Previously, the website banned fake pornographic videos, but it has yet to establish a broad policy to regulate manipulated videos on a larger scale.
Spotting Deepfakes for Everyday Netizens
Until a reliable mechanism is formed to trace deepfakes, viewers can look for some flaws to determine whether they are being duped.
Here are some of the signs that the video you are watching has been modified.
• Skin tone:
Normally, the skin tone of a person’s face in an edited video is different than the rest of the body. Moreover, it looks extra smooth.
• Unusual blinking:
So far, the algorithm isn’t advance enough to create videos where the person blinks normally.
• Slow speech:
People being impersonated in videos talk slowly. Meanwhile, the audio does not match their actual voice.
• Face borders:
In most manipulated videos, the face borders are blurry and subtly blend into the background.
• Bizarre look:
All in all, deepfakes have a strange look to them that is generally observable to the naked eye.

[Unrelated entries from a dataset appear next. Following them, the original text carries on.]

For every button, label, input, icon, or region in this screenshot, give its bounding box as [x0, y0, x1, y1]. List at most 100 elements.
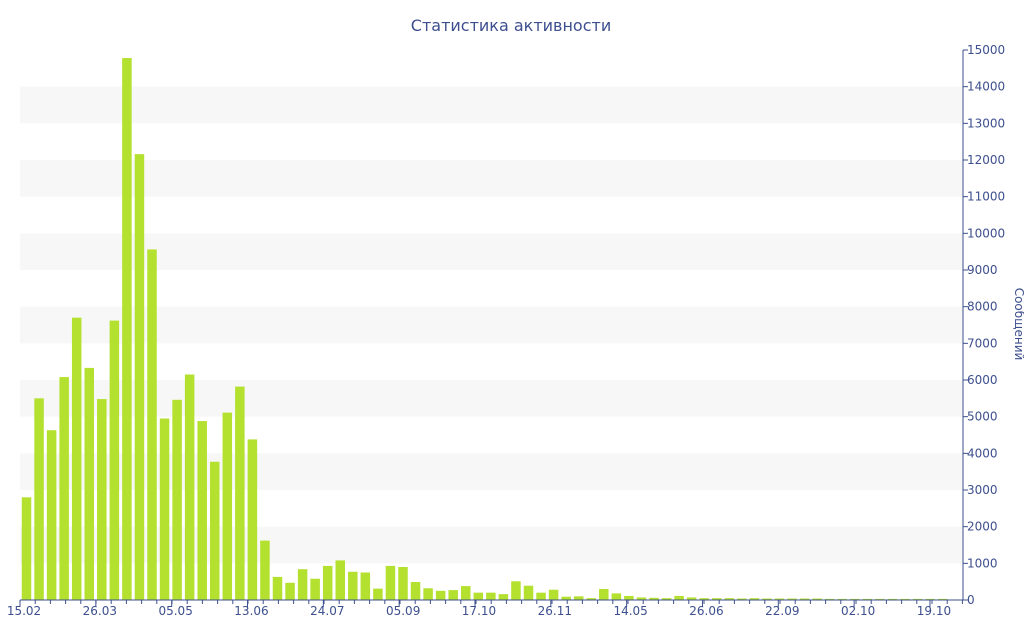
bar [159, 418, 170, 600]
x-tick-label: 05.09 [386, 604, 420, 618]
bar [285, 582, 295, 600]
bar [536, 592, 546, 600]
bar [172, 399, 182, 600]
y-axis: 0 1000 2000 3000 4000 5000 6000 7000 8000 9000 100… [962, 43, 1005, 607]
bar [373, 588, 383, 600]
y-tick-label: 7000 [967, 336, 998, 350]
bar [837, 598, 847, 600]
x-tick-label: 15.02 [7, 604, 41, 618]
bar [297, 569, 308, 600]
bar [498, 594, 509, 600]
bar [272, 576, 283, 600]
chart-title: Статистика активности [411, 16, 611, 35]
bar [812, 598, 822, 600]
bar [46, 430, 57, 600]
bar [699, 598, 709, 600]
bar [799, 598, 810, 600]
bar [97, 399, 107, 600]
bar [322, 565, 333, 600]
bar [862, 598, 873, 600]
y-tick-label: 4000 [967, 446, 998, 460]
x-tick-label: 14.05 [613, 604, 647, 618]
x-tick-label: 24.07 [310, 604, 344, 618]
y-tick-label: 8000 [967, 300, 998, 314]
background-band [20, 306, 963, 344]
bar [674, 595, 684, 600]
bar [787, 598, 797, 600]
bar [712, 598, 722, 600]
x-tick-label: 26.06 [689, 604, 723, 618]
bar [486, 592, 496, 600]
x-tick-label: 17.10 [462, 604, 496, 618]
bar [749, 598, 760, 600]
bar [737, 598, 747, 600]
bar [247, 439, 258, 600]
bar [887, 598, 898, 600]
x-tick-label: 05.05 [158, 604, 192, 618]
bar [636, 597, 647, 600]
y-tick-label: 14000 [967, 80, 1005, 94]
bar [385, 565, 396, 600]
bar [59, 377, 69, 600]
bar-series [21, 58, 948, 600]
bar [235, 386, 245, 600]
bar [448, 590, 458, 600]
bar [824, 598, 835, 600]
bar [850, 598, 860, 600]
y-tick-label: 2000 [967, 520, 998, 534]
bar [109, 320, 120, 600]
bar [724, 598, 735, 600]
x-tick-label: 19.10 [917, 604, 951, 618]
x-axis: 15.02 26.03 05.05 13.06 24.07 05.09 17.10 26.11… [7, 599, 963, 618]
bar [410, 582, 421, 600]
y-tick-label: 6000 [967, 373, 998, 387]
y-tick-label: 10000 [967, 226, 1005, 240]
y-tick-label: 9000 [967, 263, 998, 277]
background-band [20, 86, 963, 124]
bar [649, 597, 659, 600]
bar [348, 571, 358, 600]
x-tick-label: 26.03 [83, 604, 117, 618]
y-tick-label: 12000 [967, 153, 1005, 167]
bar [548, 589, 559, 600]
bar [900, 598, 910, 600]
bar [398, 567, 408, 600]
x-tick-label: 22.09 [765, 604, 799, 618]
y-axis-title: Сообщений [1012, 288, 1024, 361]
bar [611, 593, 622, 600]
bar [875, 598, 885, 600]
bar [134, 154, 145, 600]
bar [473, 592, 484, 600]
bar [925, 598, 935, 600]
bar [762, 598, 772, 600]
bar [184, 374, 195, 600]
background-band [20, 160, 963, 197]
bar [573, 596, 584, 600]
y-tick-label: 15000 [967, 43, 1005, 57]
x-tick-label: 13.06 [234, 604, 268, 618]
bar [147, 249, 157, 600]
bar [34, 398, 44, 600]
bar [197, 421, 207, 600]
bar [586, 598, 596, 600]
x-tick-label: 26.11 [538, 604, 572, 618]
y-tick-label: 5000 [967, 410, 998, 424]
bar [511, 581, 521, 600]
bar [71, 317, 82, 600]
bar [661, 598, 672, 600]
x-tick-label: 02.10 [841, 604, 875, 618]
bar [461, 586, 471, 600]
bar [260, 540, 270, 600]
y-tick-label: 11000 [967, 190, 1005, 204]
bar [84, 367, 94, 600]
bar [561, 596, 571, 600]
background-band [20, 233, 963, 270]
bar [523, 585, 534, 600]
bar [423, 588, 433, 600]
bar [122, 58, 132, 600]
bar [599, 589, 609, 600]
y-tick-label: 3000 [967, 483, 998, 497]
y-tick-label: 0 [967, 593, 975, 607]
background-bands [20, 86, 963, 564]
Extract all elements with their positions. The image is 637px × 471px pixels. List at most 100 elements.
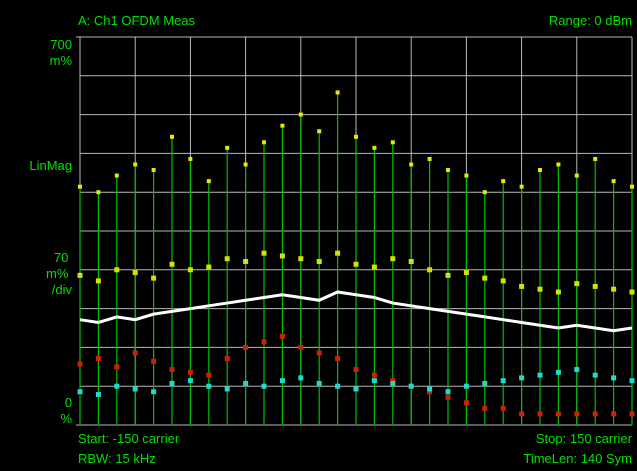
point — [592, 372, 598, 378]
stop-label: Stop: 150 carrier — [536, 431, 633, 446]
point — [132, 270, 138, 276]
trace-line — [79, 290, 633, 333]
stem-head — [225, 145, 230, 150]
point — [169, 380, 175, 386]
stem-head — [170, 134, 174, 139]
point — [243, 344, 249, 350]
range-label: Range: 0 dBm — [549, 13, 632, 28]
stem-head — [446, 168, 450, 173]
point — [335, 250, 341, 256]
stem-head — [464, 173, 469, 178]
point — [390, 380, 396, 386]
point — [555, 411, 561, 417]
point — [611, 286, 617, 292]
point — [132, 386, 138, 392]
stem-head — [611, 179, 616, 184]
point — [224, 256, 230, 262]
point — [95, 355, 101, 361]
stem-head — [280, 123, 285, 128]
point — [371, 378, 377, 384]
point — [114, 364, 120, 370]
point — [519, 375, 525, 381]
stem-head — [133, 162, 138, 167]
point — [298, 344, 304, 350]
stem-head — [317, 129, 322, 134]
per-div-line: /div — [52, 282, 73, 297]
stem-head — [243, 162, 248, 167]
point — [537, 411, 543, 417]
stem-head — [630, 184, 634, 189]
point — [611, 411, 617, 417]
stem-head — [538, 168, 542, 173]
point — [390, 378, 396, 384]
point — [206, 264, 212, 270]
start-label: Start: -150 carrier — [78, 431, 180, 446]
point — [371, 372, 377, 378]
point — [592, 283, 598, 289]
point — [629, 289, 635, 295]
stem-head — [519, 184, 524, 189]
per-div-line: m% — [46, 266, 69, 281]
plot-area: 700 m%0% — [50, 36, 635, 426]
point — [629, 378, 635, 384]
point — [445, 272, 451, 278]
point — [445, 389, 451, 395]
point — [224, 355, 230, 361]
stem-head — [372, 145, 377, 150]
point — [187, 378, 193, 384]
point — [408, 383, 414, 389]
point — [519, 283, 525, 289]
timelen-label: TimeLen: 140 Sym — [523, 451, 632, 466]
point — [353, 261, 359, 267]
stem-head — [151, 168, 156, 173]
point — [298, 256, 304, 262]
point — [335, 355, 341, 361]
point — [151, 275, 157, 281]
stem-head — [501, 179, 506, 184]
point — [132, 350, 138, 356]
point — [151, 358, 157, 364]
point — [482, 380, 488, 386]
point — [482, 405, 488, 411]
point — [371, 264, 377, 270]
point — [574, 281, 580, 287]
point — [243, 380, 249, 386]
point — [151, 389, 157, 395]
point — [316, 258, 322, 264]
rbw-label: RBW: 15 kHz — [78, 451, 156, 466]
point — [537, 372, 543, 378]
y-tick-label: 700 m% — [50, 37, 73, 68]
stem-head — [390, 140, 395, 145]
point — [537, 286, 543, 292]
stem-head — [335, 90, 340, 95]
per-div-line: 70 — [54, 250, 68, 265]
point — [574, 367, 580, 373]
point — [279, 333, 285, 339]
point — [169, 367, 175, 373]
point — [427, 386, 433, 392]
point — [279, 378, 285, 384]
point — [427, 267, 433, 273]
stem-head — [262, 140, 266, 145]
point — [555, 369, 561, 375]
per-div-label: 70 m% /div — [46, 250, 73, 297]
point — [206, 372, 212, 378]
point — [500, 278, 506, 284]
point — [427, 389, 433, 395]
point — [463, 400, 469, 406]
trace-title: A: Ch1 OFDM Meas — [78, 13, 196, 28]
point — [519, 411, 525, 417]
point — [279, 253, 285, 259]
stem-head — [482, 190, 487, 195]
stem-head — [354, 134, 358, 139]
stem-head — [409, 162, 414, 167]
point — [408, 258, 414, 264]
point — [77, 361, 83, 367]
point — [224, 386, 230, 392]
stem-head — [206, 179, 211, 184]
stem-head — [78, 184, 82, 189]
point — [114, 383, 120, 389]
point — [95, 392, 101, 398]
point — [555, 289, 561, 295]
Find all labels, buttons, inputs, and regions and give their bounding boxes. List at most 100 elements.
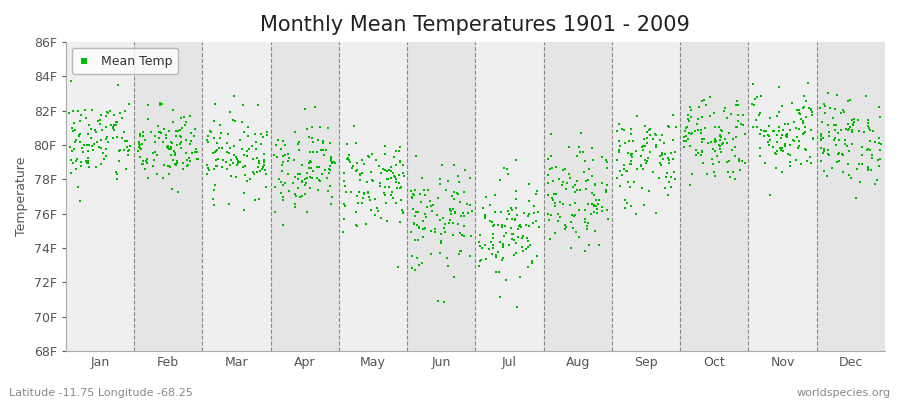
Mean Temp bbox=[448, 209, 463, 216]
Mean Temp bbox=[275, 222, 290, 228]
Mean Temp bbox=[618, 168, 633, 174]
Mean Temp bbox=[374, 170, 388, 176]
Mean Temp bbox=[384, 174, 399, 181]
Mean Temp bbox=[624, 151, 638, 157]
Mean Temp bbox=[302, 165, 316, 171]
Mean Temp bbox=[256, 162, 271, 168]
Mean Temp bbox=[521, 181, 535, 187]
Mean Temp bbox=[174, 134, 188, 140]
Mean Temp bbox=[416, 226, 430, 232]
Mean Temp bbox=[660, 169, 674, 176]
Mean Temp bbox=[251, 102, 266, 108]
Mean Temp bbox=[380, 218, 394, 224]
Mean Temp bbox=[184, 130, 198, 136]
Mean Temp bbox=[175, 125, 189, 132]
Mean Temp bbox=[152, 135, 166, 141]
Mean Temp bbox=[346, 164, 360, 171]
Mean Temp bbox=[174, 145, 188, 152]
Mean Temp bbox=[636, 165, 651, 172]
Mean Temp bbox=[612, 149, 626, 156]
Mean Temp bbox=[508, 252, 522, 258]
Mean Temp bbox=[237, 129, 251, 135]
Mean Temp bbox=[115, 134, 130, 141]
Mean Temp bbox=[180, 157, 194, 163]
Mean Temp bbox=[386, 170, 400, 176]
Mean Temp bbox=[170, 142, 184, 149]
Mean Temp bbox=[428, 226, 442, 233]
Mean Temp bbox=[521, 238, 535, 245]
Mean Temp bbox=[203, 128, 218, 134]
Mean Temp bbox=[814, 132, 828, 139]
Mean Temp bbox=[645, 136, 660, 142]
Mean Temp bbox=[590, 196, 604, 203]
Mean Temp bbox=[861, 117, 876, 123]
Mean Temp bbox=[206, 135, 220, 141]
Mean Temp bbox=[618, 140, 633, 146]
Mean Temp bbox=[319, 167, 333, 173]
Mean Temp bbox=[585, 173, 599, 179]
Mean Temp bbox=[504, 207, 518, 214]
Mean Temp bbox=[239, 153, 254, 159]
Mean Temp bbox=[498, 223, 512, 229]
Mean Temp bbox=[454, 248, 468, 254]
Mean Temp bbox=[152, 129, 166, 135]
Mean Temp bbox=[860, 146, 875, 153]
Mean Temp bbox=[523, 242, 537, 248]
Mean Temp bbox=[378, 200, 392, 206]
Mean Temp bbox=[694, 149, 708, 156]
Mean Temp bbox=[446, 232, 461, 238]
Mean Temp bbox=[378, 184, 392, 190]
Mean Temp bbox=[643, 132, 657, 138]
Mean Temp bbox=[288, 191, 302, 198]
Mean Temp bbox=[689, 152, 704, 158]
Mean Temp bbox=[183, 141, 197, 147]
Mean Temp bbox=[706, 110, 721, 117]
Mean Temp bbox=[696, 160, 710, 166]
Mean Temp bbox=[585, 145, 599, 152]
Mean Temp bbox=[105, 124, 120, 130]
Mean Temp bbox=[85, 143, 99, 150]
Mean Temp bbox=[242, 146, 256, 152]
Mean Temp bbox=[860, 165, 875, 171]
Mean Temp bbox=[292, 171, 306, 177]
Mean Temp bbox=[625, 154, 639, 160]
Mean Temp bbox=[685, 130, 699, 136]
Mean Temp bbox=[681, 118, 696, 124]
Mean Temp bbox=[434, 240, 448, 246]
Mean Temp bbox=[368, 196, 382, 203]
Mean Temp bbox=[629, 112, 643, 119]
Mean Temp bbox=[694, 127, 708, 134]
Mean Temp bbox=[502, 242, 517, 248]
Mean Temp bbox=[227, 143, 241, 150]
Mean Temp bbox=[761, 123, 776, 129]
Mean Temp bbox=[444, 211, 458, 217]
Mean Temp bbox=[716, 128, 730, 134]
Mean Temp bbox=[336, 229, 350, 235]
Mean Temp bbox=[288, 190, 302, 197]
Mean Temp bbox=[752, 111, 766, 118]
Mean Temp bbox=[815, 150, 830, 156]
Mean Temp bbox=[136, 128, 150, 135]
Mean Temp bbox=[112, 82, 126, 88]
Mean Temp bbox=[521, 244, 535, 250]
Mean Temp bbox=[271, 137, 285, 143]
Mean Temp bbox=[491, 222, 505, 228]
Mean Temp bbox=[464, 175, 478, 181]
Mean Temp bbox=[147, 157, 161, 163]
Mean Temp bbox=[580, 223, 594, 230]
Mean Temp bbox=[201, 164, 215, 171]
Mean Temp bbox=[246, 156, 260, 162]
Mean Temp bbox=[505, 236, 519, 242]
Mean Temp bbox=[775, 132, 789, 138]
Mean Temp bbox=[503, 205, 517, 212]
Mean Temp bbox=[500, 216, 514, 223]
Mean Temp bbox=[396, 209, 410, 216]
Mean Temp bbox=[349, 160, 364, 166]
Mean Temp bbox=[634, 163, 648, 169]
Mean Temp bbox=[232, 158, 247, 165]
Mean Temp bbox=[489, 252, 503, 258]
Mean Temp bbox=[787, 137, 801, 144]
Mean Temp bbox=[783, 162, 797, 169]
Mean Temp bbox=[693, 151, 707, 158]
Mean Temp bbox=[542, 217, 556, 224]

Fortunately, the technology hasn’t reached a point where fake videos are flawless. But this will gradually change in the coming years.
The Long Road Ahead
While it is reassuring that corporations like Google and Facebook are investing in deepfake detection tools, the technology they are up against is developing fast. As of now, the tech community is playing catch-up while the threat of more sophisticated deepfakes is knocking at the door. One can only wonder what sort of chaos will ensue as the line between fact and fiction gets blurred even further.